The contract included the four option Contract Line Item Numbers (“CLINs”). It also included the two Federal Acquisition Regulation (“FAR”) option clauses that are typically included in service contracts, as follows:
52.217-6 Option for Increased Quantity (MAR 1989) The Government may increase the quantity of supplies called for in the Schedule at the unit price specified. The Contracting Officer may exercise the option by written notice to the Contractor within 1 day…. [Note: this was a service contract, and arguably FAR 52.217-9, Option to Extend the Term of the Contract probably should have been used. But it was clear from the case that both parties believed that this clause applied to the four separate 12 month option CLINs discussed above].

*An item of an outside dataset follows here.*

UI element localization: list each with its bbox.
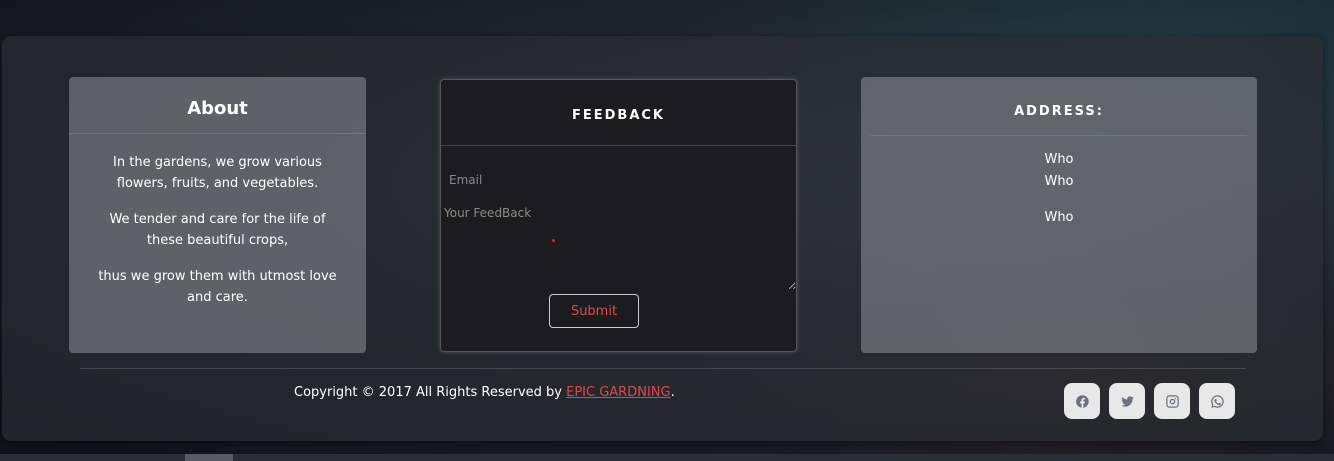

52.217-8 Option to Extend Services (NOV 1999) The Government may require continued performance of any services within the limits and at the rates specified in the contract. These rates may be adjusted only as a result of revisions to prevailing labor rates provided by the Secretary of Labor. The option provision may be exercised more than once, but the total extension of performance hereunder shall not exceed 6 months. The Contracting Officer may exercise the option by written notice to the Contractor within 1 day….
When the Government did not have the funds to exercise the first full option year, it exercised FAR 52.217-8 three times for a total of six months, as funds became available. Glasgow contended that 52.217-8 could only be used after all options in the CLINs had been exercised, and “could not be used to create month-to-month option periods.” The contractor stated that it was only appropriate to invoke this clause “when there is a follow-on contract and the government needs to bridge performance between the incumbent and the new contract.”

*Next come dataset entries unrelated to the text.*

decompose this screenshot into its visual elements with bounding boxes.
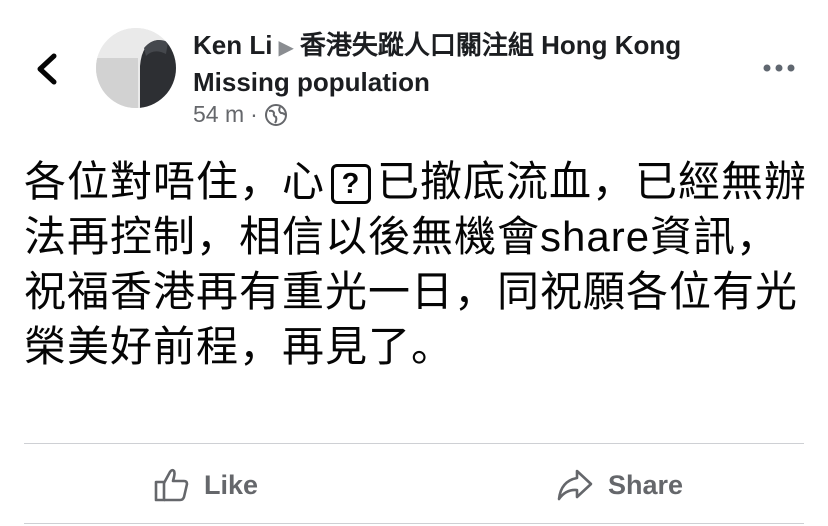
post-body: 各位對唔住，心? 已撤底流血，已經無辦法再控制，相信以後無機會share資訊，祝福… — [24, 154, 814, 374]
like-button[interactable]: Like — [154, 446, 258, 524]
more-options-button[interactable] — [760, 60, 800, 76]
post-meta: 54 m · — [193, 101, 288, 128]
play-arrow-icon: ▶ — [278, 37, 294, 59]
share-label: Share — [608, 469, 684, 500]
meta-separator: · — [250, 101, 258, 127]
more-dots-icon — [763, 64, 795, 72]
thumbs-up-icon — [154, 468, 189, 502]
divider-bottom — [24, 523, 804, 524]
back-button[interactable] — [30, 48, 70, 90]
share-arrow-icon — [557, 469, 593, 501]
post-time[interactable]: 54 m — [193, 101, 244, 128]
missing-glyph-box: ? — [331, 164, 372, 204]
avatar[interactable] — [96, 28, 176, 108]
author-name[interactable]: Ken Li — [193, 30, 272, 60]
share-button[interactable]: Share — [556, 446, 683, 524]
post-header: Ken Li ▶ 香港失蹤人口關注組 Hong Kong Missing popul… — [193, 28, 713, 99]
action-bar: Like Share — [24, 446, 804, 524]
globe-icon — [264, 103, 287, 126]
divider-top — [24, 443, 804, 444]
like-label: Like — [204, 469, 259, 500]
post-text-start: 各位對唔住，心 — [24, 158, 326, 205]
chevron-left-icon — [37, 53, 57, 85]
avatar-image — [96, 28, 176, 108]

The Board rejected Glasgow’s arguments, and held that the Government may essentially use FAR 52.217-8 whenever necessary. It pointed out that Federal Acquisition Regulation (“FAR”) 37.111, which discusses the use of this clause in service contracts, explains that it can be used whenever delays are due to circumstances beyond the control of the contracting office, such as bid protests and alleged mistakes in bid. Thus, the Board concluded that “post-option extensions are not the only circumstances for use of the FAR 52.217-8 clause, and are dispositive of this issue in the [Government’s] favor.”

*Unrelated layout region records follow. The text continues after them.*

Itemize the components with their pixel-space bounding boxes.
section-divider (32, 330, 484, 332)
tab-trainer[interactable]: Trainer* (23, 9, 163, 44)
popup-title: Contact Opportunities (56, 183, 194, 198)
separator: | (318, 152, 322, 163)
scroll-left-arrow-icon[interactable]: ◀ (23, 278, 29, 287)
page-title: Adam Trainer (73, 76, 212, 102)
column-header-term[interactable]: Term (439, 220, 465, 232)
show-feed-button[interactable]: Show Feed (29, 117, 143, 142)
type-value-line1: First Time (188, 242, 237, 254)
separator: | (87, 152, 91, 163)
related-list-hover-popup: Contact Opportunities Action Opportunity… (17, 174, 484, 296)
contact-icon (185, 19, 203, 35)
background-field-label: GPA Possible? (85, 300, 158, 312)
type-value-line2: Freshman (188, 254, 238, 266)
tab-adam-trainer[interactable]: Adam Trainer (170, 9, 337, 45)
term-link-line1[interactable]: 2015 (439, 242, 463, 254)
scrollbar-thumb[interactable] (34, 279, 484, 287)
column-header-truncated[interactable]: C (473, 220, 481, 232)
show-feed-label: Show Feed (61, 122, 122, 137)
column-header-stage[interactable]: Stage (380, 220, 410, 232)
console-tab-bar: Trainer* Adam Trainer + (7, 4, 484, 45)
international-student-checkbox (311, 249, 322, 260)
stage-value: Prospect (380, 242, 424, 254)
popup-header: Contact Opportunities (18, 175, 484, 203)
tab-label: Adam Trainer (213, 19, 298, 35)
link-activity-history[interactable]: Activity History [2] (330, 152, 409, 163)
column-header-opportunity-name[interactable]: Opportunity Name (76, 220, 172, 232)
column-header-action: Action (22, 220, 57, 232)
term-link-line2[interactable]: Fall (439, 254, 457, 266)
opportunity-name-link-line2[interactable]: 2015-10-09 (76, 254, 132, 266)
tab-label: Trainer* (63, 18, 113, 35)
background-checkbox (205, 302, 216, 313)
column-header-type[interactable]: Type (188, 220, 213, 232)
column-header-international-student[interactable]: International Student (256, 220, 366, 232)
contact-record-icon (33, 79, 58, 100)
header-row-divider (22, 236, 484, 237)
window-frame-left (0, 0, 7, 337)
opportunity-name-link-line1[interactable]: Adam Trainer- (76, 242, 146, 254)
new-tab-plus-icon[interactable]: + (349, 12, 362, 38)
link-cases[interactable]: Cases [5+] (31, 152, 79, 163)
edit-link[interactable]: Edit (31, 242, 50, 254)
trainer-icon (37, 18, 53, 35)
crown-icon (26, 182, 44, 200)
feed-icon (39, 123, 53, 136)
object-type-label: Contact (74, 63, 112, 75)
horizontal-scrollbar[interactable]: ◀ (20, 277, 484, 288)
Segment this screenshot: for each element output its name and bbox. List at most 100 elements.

TAKEAWAYS: (1) The Government has a unilateral right to exercise, or not to exercise options in a contract—the contractor may not demand the exercise of options or refuse to perform them, if properly exercised. Almost all options grant the government a unilateral right to exercise (or not exercise) the option. Read your contract carefully. (2) The Government may use the Option to Extend Services clause (FAR 52.217-8) whenever delays are due to circumstances beyond the control of the contracting office. This could include (but isn’t necessarily limited to) bid protests, alleged mistakes in bid, or delays in receipt of funding, as occurred in Glasgow. (3) A preliminary notice of intent to exercise given by the agency does not commit the Government to exercise the option. The contractor must receive the written notice of option exercise as stated in the option exercise clause, including within the time limit stated therein. (4) If the government fails to follow the option exercise clause exactly (giving both timely preliminary notice and timely final option exercise), the contractor has two possible responses: a) refuse to perform the option, since it was not exercised in accordance with the contract or b) agree to perform the contract, but treat the improper exercise as a constructive change, and seek an equitable adjustment for any additional costs that the contractor has incurred or expects to incur during the option year performance.